Dabernig’s film Wars can also be read as a subliminal critique of technology and modernity. He rejects the accelerated and restless gaze. Like most of his films, Wars is actually an anti-film, his panorama actually an anti-image. Dabernig pursues a form of subtle image critique and always distances himself from forms of collective visual consumption, i.e. from visual mass media such as the panorama or film. He subverts the logic of image regimes and dispositifs, whose basic intentions seek to inhibit critical distance and reflection, whether by immobilizing the body for the sake of visual immersion in cinema or by the de-subjective, herd-like integrating of the individual into the area or stadium for the sake of mass-euphorization.
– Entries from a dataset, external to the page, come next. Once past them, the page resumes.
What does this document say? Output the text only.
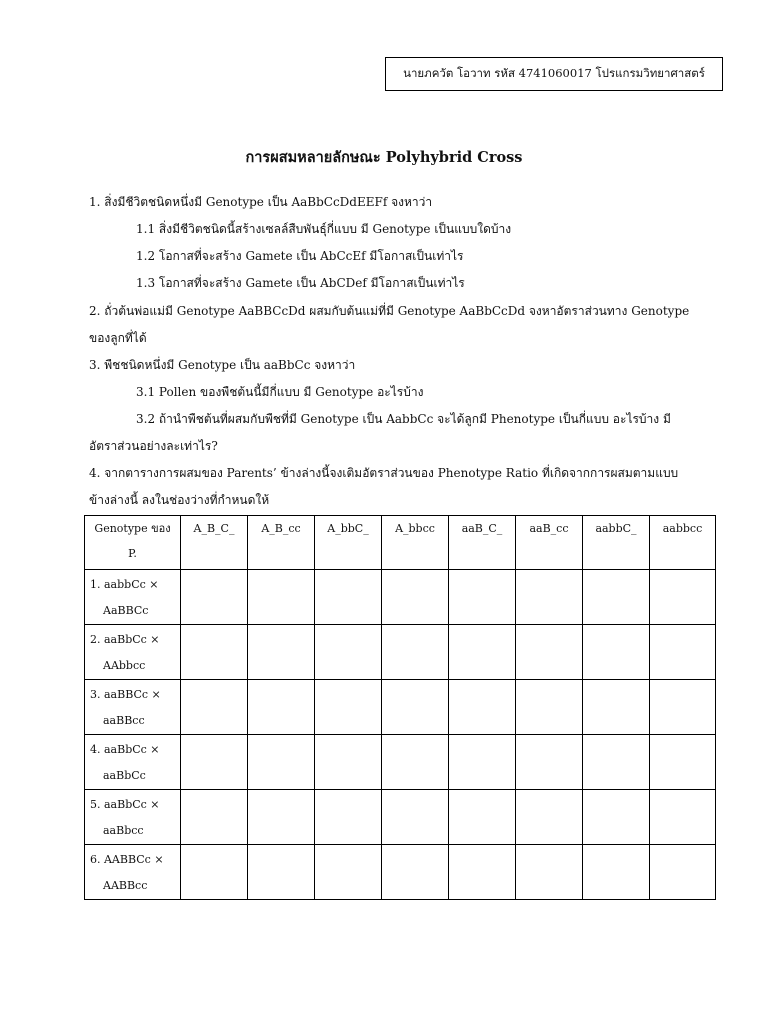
นายภควัต โอวาท รหัส 4741060017 โปรแกรมวิทยาศาสตร์
การผสมหลายลักษณะ Polyhybrid Cross
1. สิ่งมีชีวิตชนิดหนึ่งมี Genotype เป็น AaBbCcDdEEFf จงหาว่า
1.1 สิ่งมีชีวิตชนิดนี้สร้างเซลล์สืบพันธุ์กี่แบบ มี Genotype เป็นแบบใดบ้าง
1.2 โอกาสที่จะสร้าง Gamete เป็น AbCcEf มีโอกาสเป็นเท่าไร
1.3 โอกาสที่จะสร้าง Gamete เป็น AbCDef มีโอกาสเป็นเท่าไร
2. ถั่วต้นพ่อแม่มี Genotype AaBBCcDd ผสมกับต้นแม่ที่มี Genotype AaBbCcDd จงหาอัตราส่วนทาง Genotype
ของลูกที่ได้
3. พืชชนิดหนึ่งมี Genotype เป็น aaBbCc จงหาว่า
3.1 Pollen ของพืชต้นนี้มีกี่แบบ มี Genotype อะไรบ้าง
3.2 ถ้านำพืชต้นที่ผสมกับพืชที่มี Genotype เป็น AabbCc จะได้ลูกมี Phenotype เป็นกี่แบบ อะไรบ้าง มี
อัตราส่วนอย่างละเท่าไร?
4. จากตารางการผสมของ Parents’ ข้างล่างนี้จงเติมอัตราส่วนของ Phenotype Ratio ที่เกิดจากการผสมตามแบบ
ข้างล่างนี้ ลงในช่องว่างที่กำหนดให้
Genotype ของ
P.	A_B_C_	A_B_cc	A_bbC_	A_bbcc	aaB_C_	aaB_cc	aabbC_	aabbcc
1. aabbCc ×
AaBBCc								

2. aaBbCc ×
AAbbcc								

3. aaBBCc ×
aaBBcc								

4. aaBbCc ×
aaBbCc								

5. aaBbCc ×
aaBbcc								

6. AABBCc ×
AABBcc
It is only logical to look for Dabernig’s systemic criticism not only in the “material,” that is, in his preoccupation with image, gaze, body, dispositif, architecture, and space. Even as an artist within the art system, he always positions himself beyond market and fashion. His reflecting on social structures and mechanisms is not only inherent in his way of working and the work itself, as a non-verbal critique of existing dispositifs of the image and the gaze, as well as a critique of hegemony, it is also evident in the question and doubting of his own conception of artistic subject and identity, in the question of the self relative to the collective and the social. The greatest possible independence from superstructures and collective dynamics is fundamental to Dabernig’s aesthetic practice and is articulated between critical distancing and rigorous refusal. Dabernig’s relationship to technology, progress, and modernity remains divided. This ambivalence forms the basis of many of his works. Even if never formulated openly or didactically, the omnipotent fantasy and radical desire to shape the modern age down to everyday life is subjected to a critique from which his own role and artistic undertakings are not immune.